Depuis, il est peu de cafés-concerts où Darcier n’ait chanté. Le théâtre l’a tenté aussi ; on l’a vu par aventure aux Bouffes-Parisiens, à la Porte-Saint-Martin, au théâtre Déjazet. Il a colporté en province deux petits opéras comiques faits pour lui : le Violoneux et les Doublons de ma ceinture, et la province lui a prodigué les mêmes applaudissements que Paris.

Mais ce n’est pas tout. Il y avait deux artistes en Darcier : après ou avant le chanteur il y avait le compositeur, — un compositeur délicieux et d’une sensibilité exquise. Certaines de ses chansons ont fait le tour du monde ; une de ses dernières est la Tour-Saint-Jacques, que les amoureux fredonnent encore. J’en pourrais citer une cinquantaine d’aussi charmantes.
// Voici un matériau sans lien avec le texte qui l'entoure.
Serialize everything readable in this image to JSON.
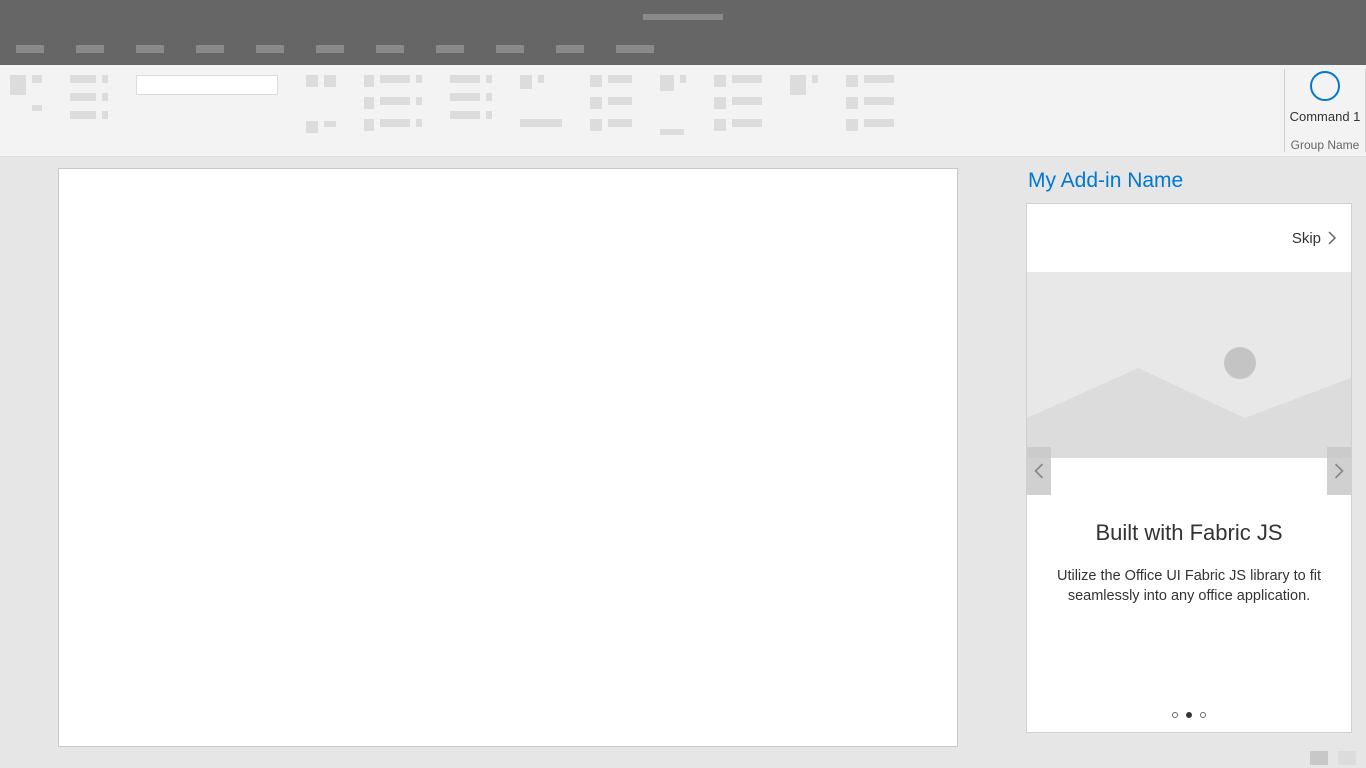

Quelques mots sur l’homme compléteront cette esquisse. Il était fort plutôt que gros. La tête avait gardé son expression mélancolique des premières années, expression qui, de jour en jour, s’accusait jusqu’à la dureté. Darcier a toujours été plus ou moins misanthrope. Il n’allait jamais au-devant de personne et rendait peu la main aux avances qu’on lui faisait. Taciturne, ne procédant que par réponses laconiques, il lui arrivait parfois de déconcerter la sympathie.

Comme tous les êtres énigmatiques et froids, il a excité beaucoup d’amitiés autour de lui. On voulait avoir raison de ce tempérament renfermé, qu’on se plaisait à deviner rempli d’étincelles. Entre autres, Durandeau, Alexis Bouvier, Charles Vincent, les frères Lionnet ont fait avec plus ou moins de bonheur le siège de cette citadelle humaine. Un de ceux qui ont le mieux réussi à pénétrer dans son intimité quasi silencieuse était un brave garçon nommé Lavarde, employé au magasin des Trois-Quartiers et mélomane enragé.

Lavarde aimait et admirait Darcier au point d’en perdre la raison. Il le regardait comme un dieu et se serait ouvert le ventre pour lui comme un simple Japonais. Lavarde finit par quitter son magasin, où il avait une belle position, pour se livrer plus exclusivement à la contemplation de Darcier et pour chanter à sa suite dans quelques cafés. Mais il n’avait pas le talent de Darcier ; ce n’était que son clair de lune, et encore très affaibli. À force de déboires, il échoua à l’hôpital Beaujon, d’où il ne devait pas sortir.

Darcier alla l’y voir, cela va sans dire, et ce fut un suprême éblouissement pour le pauvre Lavarde. Il allait mourir heureux. Déjà il ne pouvait plus se mouvoir ni parler. Darcier le regarda longuement. Puis, au bout de quelques minutes, il lui posa cette interrogation, dont je modère l’énergie :

— Ainsi, tu ne… penses plus aux femmes ?

Inutile de dire quel fut le geste significatif et piteux de Lavarde.

Une des prétentions de Darcier, sa principale assurément, était sa prétention très justifiée à la force musculaire. Il a toujours vécu environné d’haltères, de boulets. Sa physionomie se déridait à la fréquentation des fameux lutteurs Rossignol-Rollin, Faouet et moussu Creste. Il ne rêvait que coups de poing triomphaux, et il en a asséné quelques-uns qui lui ont inspiré une grande confiance en lui-même.

Un jour, je le rencontre à l’Alcazar de Marseille ; il venait de signer un engagement pour le théâtre d’Oran.

— Hum ! lui dis-je ; Oran, c’est en Afrique… Hum !

— Oui… Eh bien ?

— Eh bien ! en Afrique il y a des lions.

Darcier eut un superbe mouvement d’épaules.

— Si je trouve un lion… je lui casse la gueule !

D’après ce qu’on vient de voir, le verbe de Darcier n’est pas emprunté précisément à l’hôtel de Rambouillet. Les reporters, qui ne reculent devant rien, reculeraient peut-être à intituler un de leurs articles : Darcier dans le monde. C’est un enfant de la nature et du carrefour ; il a, comme Schaunard, une pipe pour aller dans les salons. Quelques-unes de ses répliques sont demeurées célèbres, mais elles sont d’une énergie et d’une fierté qui eussent mieux trouvé leur place sur le champ de bataille de Waterloo que dans le faubourg Saint-Germain.